Moving towards an African Solution to Protect Children
Nota bene: This piece was co-authored with Dr. Shelly Whitman, the Executive Director of the Child Soldiers Initiative.
Extreme violence against children affected by armed conflict is not only a humanitarian issue, but also a security concern with lasting implications. As children are forced into conflict, they become part of the ongoing cycle of violence and erode the potential for peace and long-term prosperity.
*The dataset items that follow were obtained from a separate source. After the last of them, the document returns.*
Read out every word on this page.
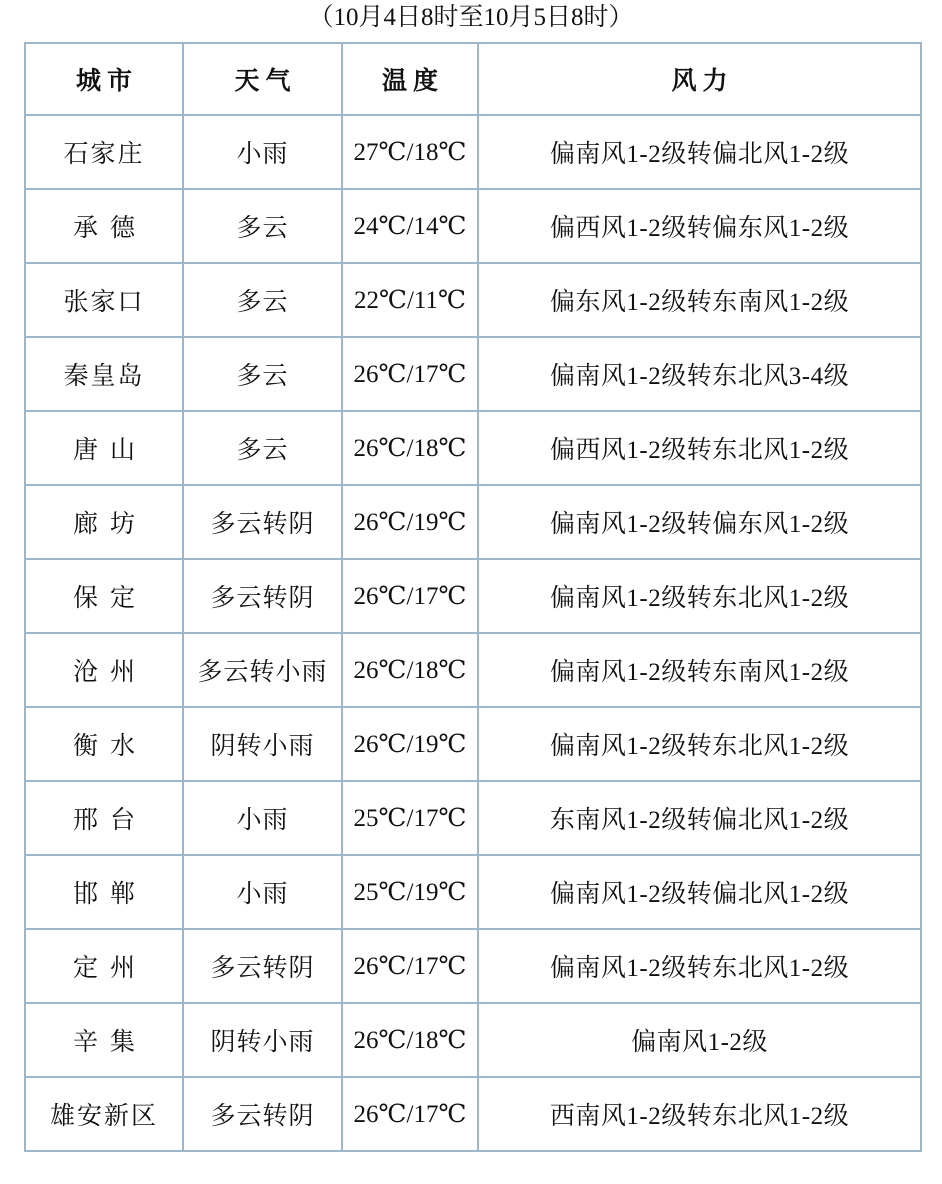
（10月4日8时至10月5日8时）
城市	天气	温度	风力
石家庄	小雨	27℃/18℃	偏南风1-2级转偏北风1-2级
承德	多云	24℃/14℃	偏西风1-2级转偏东风1-2级
张家口	多云	22℃/11℃	偏东风1-2级转东南风1-2级
秦皇岛	多云	26℃/17℃	偏南风1-2级转东北风3-4级
唐山	多云	26℃/18℃	偏西风1-2级转东北风1-2级
廊坊	多云转阴	26℃/19℃	偏南风1-2级转偏东风1-2级
保定	多云转阴	26℃/17℃	偏南风1-2级转东北风1-2级
沧州	多云转小雨	26℃/18℃	偏南风1-2级转东南风1-2级
衡水	阴转小雨	26℃/19℃	偏南风1-2级转东北风1-2级
邢台	小雨	25℃/17℃	东南风1-2级转偏北风1-2级
邯郸	小雨	25℃/19℃	偏南风1-2级转偏北风1-2级
定州	多云转阴	26℃/17℃	偏南风1-2级转东北风1-2级
辛集	阴转小雨	26℃/18℃	偏南风1-2级
雄安新区	多云转阴	26℃/17℃	西南风1-2级转东北风1-2级
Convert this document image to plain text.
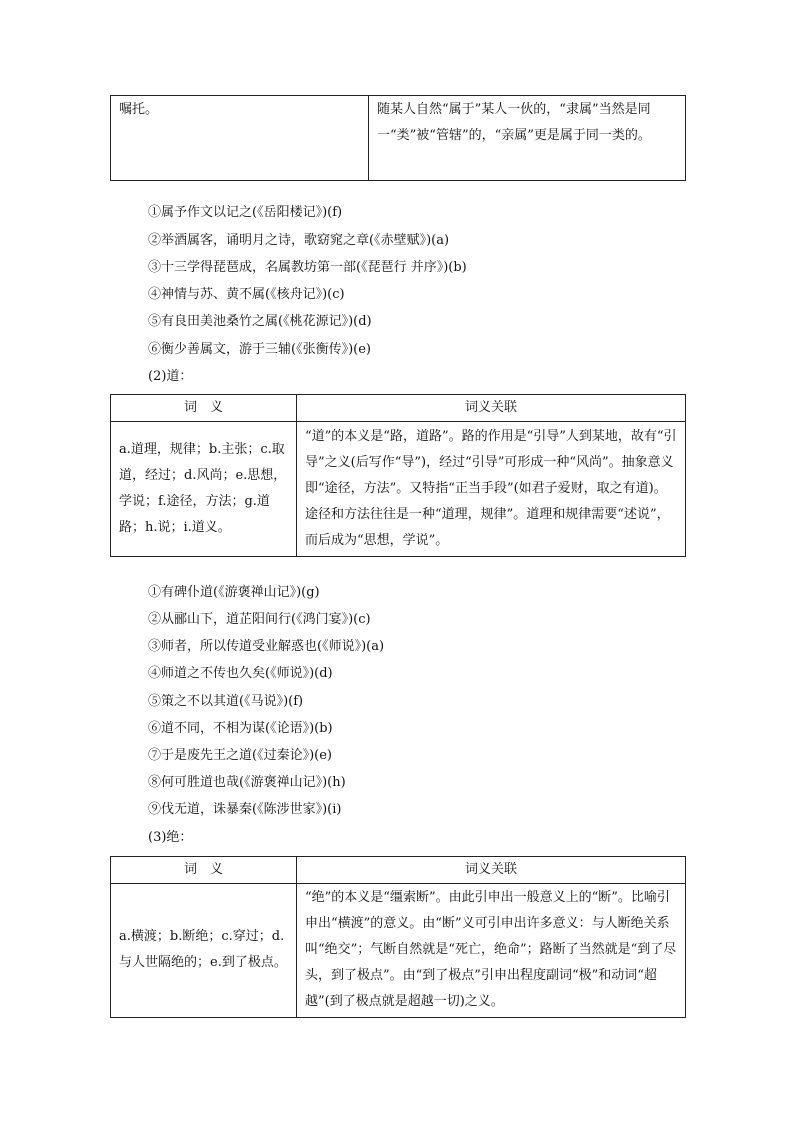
嘱托。	随某人自然“属于”某人一伙的，“隶属”当然是同一“类”被“管辖”的，“亲属”更是属于同一类的。
①属予作文以记之(《岳阳楼记》)(f)
②举酒属客，诵明月之诗，歌窈窕之章(《赤壁赋》)(a)
③十三学得琵琶成，名属教坊第一部(《琵琶行 并序》)(b)
④神情与苏、黄不属(《核舟记》)(c)
⑤有良田美池桑竹之属(《桃花源记》)(d)
⑥衡少善属文，游于三辅(《张衡传》)(e)
(2)道：
词　义	词义关联
a.道理，规律；b.主张；c.取道，经过；d.风尚；e.思想，学说；f.途径，方法；g.道路；h.说；i.道义。	“道”的本义是“路，道路”。路的作用是“引导”人到某地，故有“引导”之义(后写作“导”)，经过“引导”可形成一种“风尚”。抽象意义即“途径，方法”。又特指“正当手段”(如君子爱财，取之有道)。途径和方法往往是一种“道理，规律”。道理和规律需要“述说”，而后成为“思想，学说”。
①有碑仆道(《游褒禅山记》)(g)
②从郦山下，道芷阳间行(《鸿门宴》)(c)
③师者，所以传道受业解惑也(《师说》)(a)
④师道之不传也久矣(《师说》)(d)
⑤策之不以其道(《马说》)(f)
⑥道不同，不相为谋(《论语》)(b)
⑦于是废先王之道(《过秦论》)(e)
⑧何可胜道也哉(《游褒禅山记》)(h)
⑨伐无道，诛暴秦(《陈涉世家》)(i)
(3)绝：
词　义	词义关联
a.横渡；b.断绝；c.穿过；d.与人世隔绝的；e.到了极点。	“绝”的本义是“缰索断”。由此引申出一般意义上的“断”。比喻引申出“横渡”的意义。由“断”义可引申出许多意义：与人断绝关系叫“绝交”；气断自然就是“死亡，绝命”；路断了当然就是“到了尽头，到了极点”。由“到了极点”引申出程度副词“极”和动词“超越”(到了极点就是超越一切)之义。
Today, the African Union (AU) faces a sobering reality in terms of the number of children affected by armed conflicts on the continent. This is particularly stark in relation to the ongoing use and recruitment of child soldiers. As of 2015, according to the UN Special Representative of the Secretary General for Children and Armed Conflict, seven countries: Mali, Nigeria, Central African Republic, Democratic Republic of the Congo, Sudan, South Sudan and Somali, along with one region, Central Africa, feature the recruitment and use of child soldiers within Africa by either state or non-state armed groups—or both.
In this challenging environment, the efforts of child protection specialists and organizations are often underfunded and lack effective coordination within the wider protection mechanisms, such as UN efforts to protect children. As such, there exists a distinct need to build regional capacity to protect children.
This regional approach to child protection is particularly resonant within the corridors of the African Union. AU committees such as the African Committee of Experts on the Rights and Welfare of the Child (ACERWC) and the AU’s Peace and Security Council, have made the protection of children a critical goal and these efforts should be applauded as steps in the right direction.
However, as the AU expands its capacity to develop and maintain its peacekeeping operations across the continent, there is also a great opportunity to put child protection into action as a critical step to advance peace on the continent.
To put this opportunity into action, The Roméo Dallaire Child Soldiers Initiative in a tripartite agreement with United Nations Children’s Emergency Fund and the AU, developed the first ever child protection advisor position for the African Union Mission in Somalia (AMISOM). This novel partnership has produced an individual who has coordinated child protection efforts through a standard and sustainable way between AMISOM, UNSOM, and the Somali Country Task Force—an incredibly difficult challenge in one of the most fragile security environments that exists on the globe.
This position represents a critical first step in a larger regional framework that will strengthen and coordinate child protection efforts within each of the AU peacekeeping mission contexts across Africa. The aim is to have the positions link international, regional and local child protection efforts, blending both humanitarian and security interventions effectively. To further extend the reach of child protection beyond just AU peacekeeping contexts, child protection advisors for specific country contexts could coordinate within AU regional liaison offices.
In addition to the deployment of such AU child protection positions, there is a need to build national level training and doctrinal guidance on how to prevent the use of child soldiers from a security sector perspective. The Roméo Dallaire Child Soldiers Initiative has begun this critical work in troop contributing countries such as Sierra Leone, Uganda and now Rwanda. Military and police personnel need to understand why they should be concerned with preventing the use of children from not only a moral or legal imperative but from the perspective of security sector reform approaches.
The African continent, through lived experience and large youth populations, has the momentum to become world leaders on the prevention of the use of children as soldiers. This is coupled with a strong legal framework through the AU architecture and the African Charter on the Rights and Welfare of the Child to protect children and cultural traditions that views the responsibility of raising a child as beyond the family but with the community as a whole.
Only through long-term solutions in response to the growing incidents of the six grave violations against children, particularly the use and recruitment of child soldiers, can an improved approach that strengthens child protection systems through the harmonization of policy and programs be possible. However, this requires collaboration with national governments and their security forces to create ownership of the processes to create change. The AU can assist this process by advocating for African solutions to address the protection of African children in ways that are meaningful and through strategic partnerships that build capacity and accountability. It is in the interest of all those who seek peace and stability overall to see the children of Africa protected from extreme violence.